Iron aids in the proper functioning of the respiratory system. A decrease in the iron levels in our bodies will lead to our body’s inability to produce enough red blood cells.
This will result in our body’s inability to use the oxygen that enters our body through breathing. Hence, it leads to deadly diseases like anaemia.
10 mg is the daily requirement for iron in men.
10-15 mg is the daily requirement for iron in women.
Women should consume more iron as they lose a lot of it during menstruation. Pregnant women should double their iron intake as a growing foetus requires around 30 mg of iron daily.
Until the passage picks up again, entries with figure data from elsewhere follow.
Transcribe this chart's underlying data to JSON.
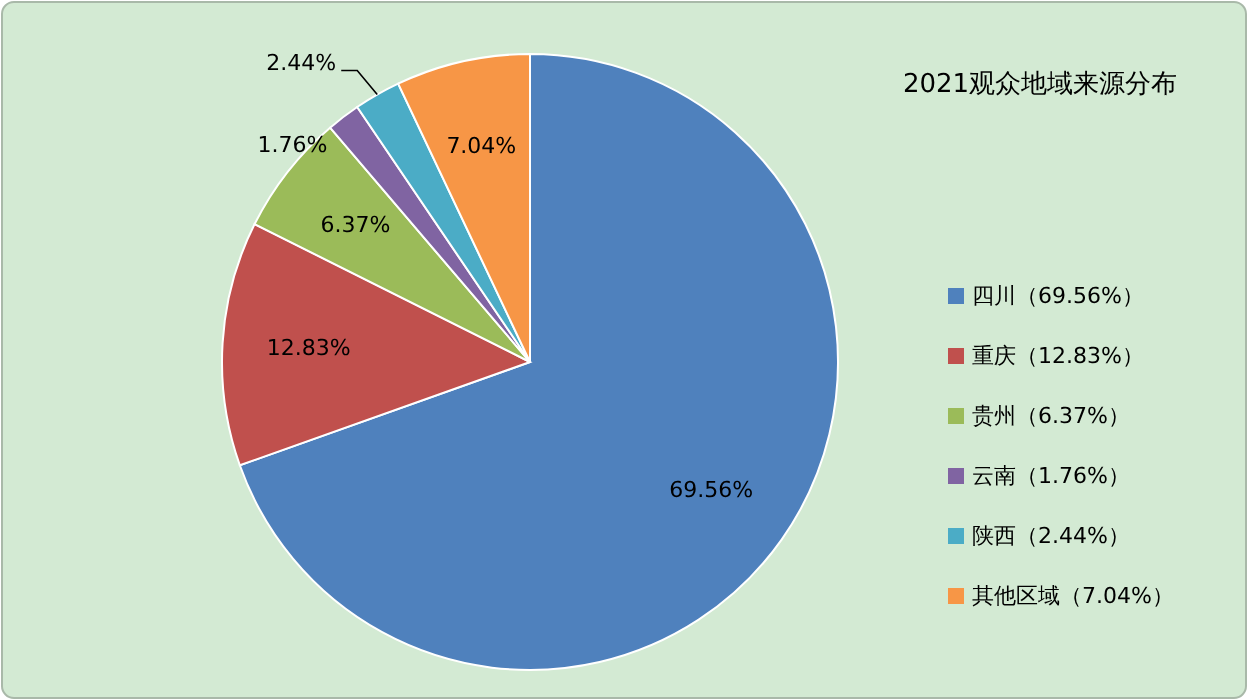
{
  "chart_data": {
    "type": "pie",
    "title": "2021观众地域来源分布",
    "categories": [
      "四川（69.56%）",
      "重庆（12.83%）",
      "贵州（6.37%）",
      "云南（1.76%）",
      "陕西（2.44%）",
      "其他区域（7.04%）"
    ],
    "values": [
      69.56,
      12.83,
      6.37,
      1.76,
      2.44,
      7.04
    ],
    "value_labels": [
      "69.56%",
      "12.83%",
      "6.37%",
      "1.76%",
      "2.44%",
      "7.04%"
    ],
    "colors": [
      "#4f81bd",
      "#c0504d",
      "#9bbb59",
      "#8064a2",
      "#4bacc6",
      "#f79646"
    ],
    "legend": "right"
  }
}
An iron deficiency can lead to tiredness, fatigue, muscle weakness, and decreased appetite along with the deadly disease anaemia.
The best way to counteract this is by increasing your daily intake of iron-rich foods. Here is a list of four iron-rich foods that will help you do that.
Red meat is an easily available source of iron. A serving of beef has around 2.7 mg of iron.
Consuming red meat is more helpful than taking iron supplements. People with red meat as a staple in their diet have a significant advantage in avoiding an iron deficiency.
One cup of cooked broccoli has around 1 mg of iron. While this might seem low, it is still a significant source of the mineral.
Broccoli is also high in vitamin C, which helps in the absorption of iron. It is also a good source of folate and fibre.
Spinach is a great source of iron, especially for vegetarians and vegans. It is not only high in iron and vitamin C, but also low in calories.
100 gm of spinach has around 3.6 mg of iron, which is about 1/5th of the daily recommended amount.
Beans, chickpeas, lentils, peas, and soybeans are all forms of legumes. 1 cup of cooked legumes has the same amount of iron as 100 gms of cooked liver.
Legumes also have other benefits, like reducing inflammation and decreasing the risk of heart disease, and are a great source of soluble fibre.